The answer is a definitive yes. According to a source at The Hague based International Criminal Court, prosecutors are preparing papers to charge Mr. Bauer with war crimes for his role in promoting the use of torture by the military, intelligence services and private contractors.
Mr. Bauer is said to be in hiding in the backroom of a Van Nuys strip club, where he has reportedly told friends that the U.N. will never take him alive and whom he blames for framing him with a D.U.I. arrest in May.
"I've learned from British crypto-zoologist David Icke that the U.N. is run by reptilian shape shifters," Mr. Bauer told The Sun. "I have six stripper body guards who are willing to use lethal force to prevent my extradition to the demon United Nations One World police state."

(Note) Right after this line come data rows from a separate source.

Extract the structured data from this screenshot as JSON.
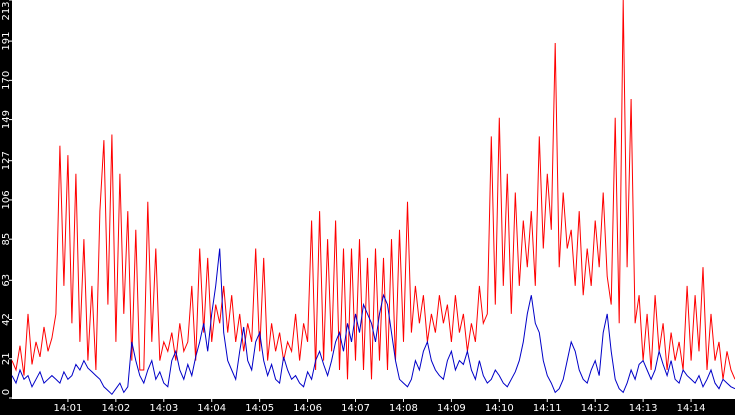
{
  "chart_data": {
    "type": "line",
    "categories": [
      null,
      null,
      null,
      null,
      null,
      null,
      null,
      null,
      null,
      null,
      null,
      null,
      null,
      null,
      "14:01",
      null,
      null,
      null,
      null,
      null,
      null,
      null,
      null,
      null,
      null,
      null,
      "14:02",
      null,
      null,
      null,
      null,
      null,
      null,
      null,
      null,
      null,
      null,
      null,
      "14:03",
      null,
      null,
      null,
      null,
      null,
      null,
      null,
      null,
      null,
      null,
      null,
      "14:04",
      null,
      null,
      null,
      null,
      null,
      null,
      null,
      null,
      null,
      null,
      null,
      "14:05",
      null,
      null,
      null,
      null,
      null,
      null,
      null,
      null,
      null,
      null,
      null,
      "14:06",
      null,
      null,
      null,
      null,
      null,
      null,
      null,
      null,
      null,
      null,
      null,
      "14:07",
      null,
      null,
      null,
      null,
      null,
      null,
      null,
      null,
      null,
      null,
      null,
      "14:08",
      null,
      null,
      null,
      null,
      null,
      null,
      null,
      null,
      null,
      null,
      null,
      "14:09",
      null,
      null,
      null,
      null,
      null,
      null,
      null,
      null,
      null,
      null,
      null,
      "14:10",
      null,
      null,
      null,
      null,
      null,
      null,
      null,
      null,
      null,
      null,
      null,
      "14:11",
      null,
      null,
      null,
      null,
      null,
      null,
      null,
      null,
      null,
      null,
      null,
      "14:12",
      null,
      null,
      null,
      null,
      null,
      null,
      null,
      null,
      null,
      null,
      null,
      "14:13",
      null,
      null,
      null,
      null,
      null,
      null,
      null,
      null,
      null,
      null,
      null,
      "14:14",
      null,
      null,
      null,
      null,
      null,
      null,
      null,
      null,
      null,
      null,
      null
    ],
    "series": [
      {
        "color": "#ff0000",
        "values": [
          20,
          15,
          28,
          12,
          45,
          18,
          30,
          22,
          38,
          25,
          32,
          45,
          135,
          60,
          130,
          40,
          120,
          30,
          85,
          20,
          60,
          15,
          100,
          138,
          50,
          141,
          30,
          120,
          45,
          100,
          20,
          90,
          15,
          15,
          105,
          30,
          80,
          20,
          30,
          25,
          35,
          20,
          40,
          25,
          30,
          60,
          20,
          80,
          35,
          75,
          30,
          50,
          40,
          60,
          35,
          55,
          30,
          45,
          25,
          40,
          30,
          80,
          25,
          75,
          20,
          40,
          25,
          35,
          20,
          30,
          25,
          45,
          20,
          40,
          30,
          95,
          15,
          100,
          20,
          85,
          25,
          95,
          15,
          80,
          10,
          80,
          20,
          85,
          15,
          75,
          10,
          80,
          20,
          75,
          15,
          85,
          20,
          90,
          30,
          105,
          35,
          60,
          40,
          55,
          30,
          45,
          35,
          55,
          40,
          50,
          30,
          55,
          35,
          45,
          25,
          40,
          30,
          60,
          40,
          45,
          140,
          50,
          150,
          60,
          120,
          45,
          110,
          60,
          95,
          70,
          100,
          60,
          140,
          80,
          120,
          90,
          190,
          70,
          110,
          80,
          90,
          60,
          100,
          55,
          80,
          60,
          95,
          70,
          110,
          65,
          50,
          150,
          40,
          213,
          70,
          160,
          40,
          55,
          20,
          45,
          15,
          55,
          25,
          40,
          15,
          35,
          20,
          30,
          15,
          60,
          20,
          55,
          25,
          70,
          15,
          45,
          20,
          30,
          10,
          25,
          15,
          10
        ]
      },
      {
        "color": "#0000c8",
        "values": [
          12,
          8,
          15,
          10,
          12,
          6,
          10,
          14,
          8,
          10,
          12,
          10,
          8,
          14,
          10,
          12,
          18,
          15,
          20,
          16,
          14,
          12,
          10,
          6,
          4,
          2,
          5,
          8,
          3,
          6,
          30,
          20,
          12,
          8,
          15,
          20,
          10,
          14,
          8,
          6,
          20,
          25,
          15,
          10,
          18,
          12,
          22,
          30,
          40,
          25,
          45,
          60,
          80,
          35,
          20,
          15,
          10,
          25,
          38,
          20,
          15,
          30,
          35,
          20,
          12,
          18,
          10,
          8,
          22,
          15,
          10,
          12,
          8,
          6,
          14,
          10,
          20,
          25,
          18,
          12,
          20,
          30,
          35,
          25,
          40,
          30,
          45,
          35,
          50,
          45,
          40,
          30,
          45,
          55,
          50,
          35,
          20,
          10,
          8,
          6,
          10,
          20,
          15,
          25,
          30,
          20,
          15,
          12,
          10,
          20,
          25,
          15,
          20,
          18,
          25,
          15,
          10,
          20,
          12,
          8,
          10,
          15,
          12,
          8,
          6,
          10,
          14,
          20,
          30,
          45,
          55,
          40,
          35,
          20,
          12,
          8,
          3,
          5,
          10,
          20,
          30,
          25,
          15,
          10,
          8,
          15,
          20,
          12,
          35,
          45,
          25,
          10,
          5,
          3,
          8,
          15,
          10,
          18,
          20,
          15,
          10,
          15,
          25,
          18,
          12,
          20,
          10,
          8,
          15,
          12,
          10,
          8,
          12,
          6,
          10,
          15,
          8,
          5,
          10,
          8,
          6,
          5
        ]
      }
    ],
    "ylim": [
      0,
      213
    ],
    "yticks": [
      0,
      21,
      42,
      63,
      85,
      106,
      127,
      149,
      170,
      191,
      213
    ]
  }
}
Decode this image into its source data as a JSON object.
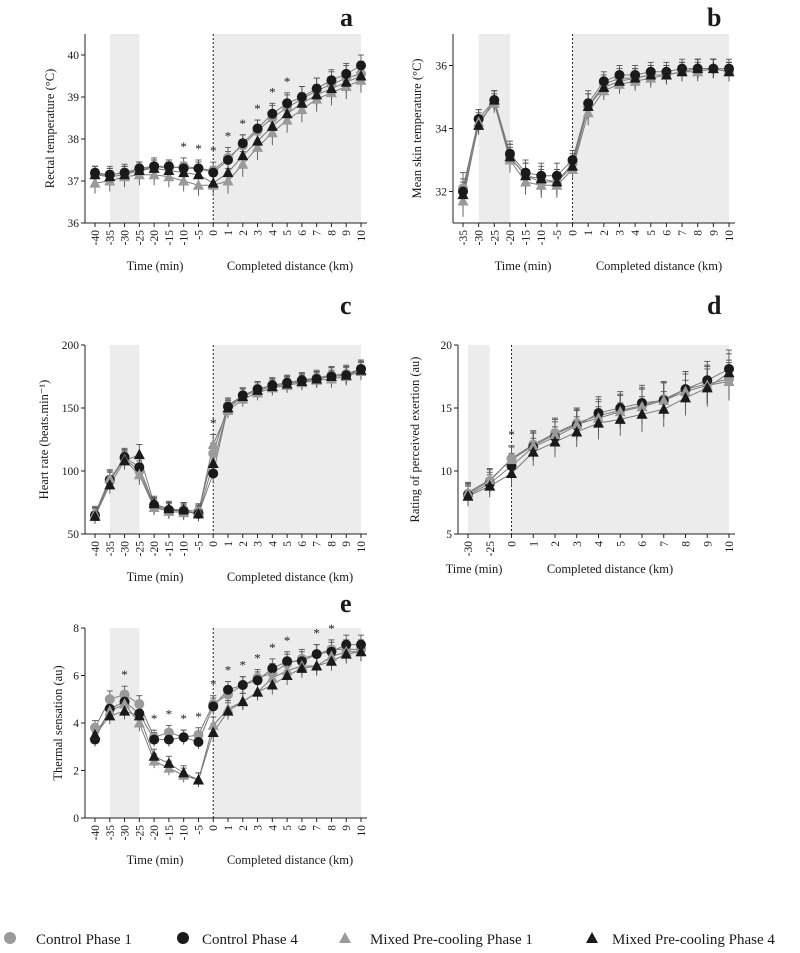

Television executives are attempting to establish contact with Mr. Bauer to advise him that he is not a real government agent, but simply an actor who plays one on television.
Meanwhile, Administration officials are concerned for the physical safety of Mr. Bauer should be be put on trial at The Hague, particularly if he is forced to bunk with captured Bosnian Serb leader Radovan Karadzic. Mr. Karadzic is likely privy to the fact that Mr. Bauer undertook many missions against Serb nationalists in the first two seasons of 24. The violent Bosnian Serb leader is expected to extract revenge on an imprisoned Bauer by shorting his sheets and putting shaving cream in his boxer shorts.